Boston Bomber Dzhokhar Tsarnaev was sentenced to death today by a federal jury for the 2013 attacks at the Boston Marathon that left four people dead.
Tsarnaev, along his older brother Tamerlan (who was killed after Dzhokhar drove over him while trying to ram into police), planted and detonated two pressure-cooker bombs near the finish line of the Boston Marathon. Together, the pair injured more than 260 people and killed three. In the course of their getaway, the Boston Bombers also killed an MIT police officer.
Tsarnaev, who wrote his confession to the bombings while hiding in a boat, was sentenced to death after being found guilty of all 30 charges filed against him . Prosecutors framed Tsarnaev’s actions as being carried out in a heinous, heinous, cruel and depraved manner. It took the jury 14 hours of deliberation over the course of three days, and despite Tsarnaev’s defense team pleading he was under the control of his older brother, only three jurors believed that to be the case.
Tsarnaev showed no emotion and stared straight ahead as the verdict was read. The Boston bomber may have not had much of a reaction inside the courtroom, but reactions outside the courtroom spread quickly.
Sydney Corcoran, a Boston bombing survivor who nearly bled to death from the blasts, expressed her relief on Twitter.
My mother and I think that NOW he will go away and we will be able to move on. Justice. In his own words, “an eye for an eye”.
— Sydney Corcoran (@Sydney23Lynne) May 15, 2015
Jarrod Clowery, who was hit with countless pieces of shrapnel from one of the bombs, acknowledged it could not have been an easy decision for the jury.
“I’m just glad I didn’t have to do it and have to go through it. I stand behind what the jury and then the judge and everybody involved, I stand behind their verdict.”
Karen Brassard, who survived bomb pieces being lodged in her ankle and skin, and whose husband, Ron, suffered a severed artery, felt the sentencing simply closed another chapter in her life.

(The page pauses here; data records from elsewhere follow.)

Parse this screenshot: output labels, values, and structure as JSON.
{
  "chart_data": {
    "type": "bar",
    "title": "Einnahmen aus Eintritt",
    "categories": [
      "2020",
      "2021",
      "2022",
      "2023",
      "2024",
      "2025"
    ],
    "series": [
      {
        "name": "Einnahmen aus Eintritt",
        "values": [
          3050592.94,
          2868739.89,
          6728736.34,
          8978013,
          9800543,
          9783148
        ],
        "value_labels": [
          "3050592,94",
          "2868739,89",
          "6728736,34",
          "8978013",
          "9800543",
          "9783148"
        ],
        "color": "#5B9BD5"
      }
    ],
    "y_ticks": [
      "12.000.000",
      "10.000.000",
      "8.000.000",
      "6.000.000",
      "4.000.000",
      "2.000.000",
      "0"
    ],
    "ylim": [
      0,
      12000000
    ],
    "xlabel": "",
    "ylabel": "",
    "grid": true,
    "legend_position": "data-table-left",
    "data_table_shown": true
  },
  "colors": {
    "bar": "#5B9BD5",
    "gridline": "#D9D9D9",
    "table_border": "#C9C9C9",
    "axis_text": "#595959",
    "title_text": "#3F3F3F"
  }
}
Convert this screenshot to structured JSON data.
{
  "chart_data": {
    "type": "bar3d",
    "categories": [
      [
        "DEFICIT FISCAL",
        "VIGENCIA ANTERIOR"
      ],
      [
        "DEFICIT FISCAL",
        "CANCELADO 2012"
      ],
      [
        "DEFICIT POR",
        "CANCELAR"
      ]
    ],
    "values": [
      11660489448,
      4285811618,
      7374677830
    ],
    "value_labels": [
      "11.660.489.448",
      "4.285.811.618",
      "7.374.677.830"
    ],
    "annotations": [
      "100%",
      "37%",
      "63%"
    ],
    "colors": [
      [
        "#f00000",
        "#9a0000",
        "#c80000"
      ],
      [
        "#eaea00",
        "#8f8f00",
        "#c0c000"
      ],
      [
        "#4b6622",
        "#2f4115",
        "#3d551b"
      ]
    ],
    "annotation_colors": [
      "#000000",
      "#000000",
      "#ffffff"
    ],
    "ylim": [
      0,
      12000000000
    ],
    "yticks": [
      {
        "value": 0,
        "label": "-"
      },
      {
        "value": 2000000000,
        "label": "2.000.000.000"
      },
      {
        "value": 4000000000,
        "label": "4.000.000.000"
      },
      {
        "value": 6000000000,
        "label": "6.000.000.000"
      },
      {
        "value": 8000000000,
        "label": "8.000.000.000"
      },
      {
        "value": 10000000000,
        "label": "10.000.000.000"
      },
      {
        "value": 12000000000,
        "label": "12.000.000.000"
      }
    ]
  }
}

“[Today] feels different only because it feels more complete. It feels like we can take a breath and kind of, actually, breathe again. There is nothing happy about having to take somebody’s life. I’m satisfied, grateful that they came to that conclusion because for me, I think, it was the just conclusion.”
The state of Massachusetts does not allow capital punishment for state crimes, and has not put anyone to death since the 1940s. But Tsarnaev was tried under federal law, which opened the door for lethal injection.
As is typically the case, the Boston Bomber will not face immediate death. His defense team will likely appeal the decision, which could take years. Due to the long appeal process, only three of the 80 people sentenced to death since 1988 have actually been executed.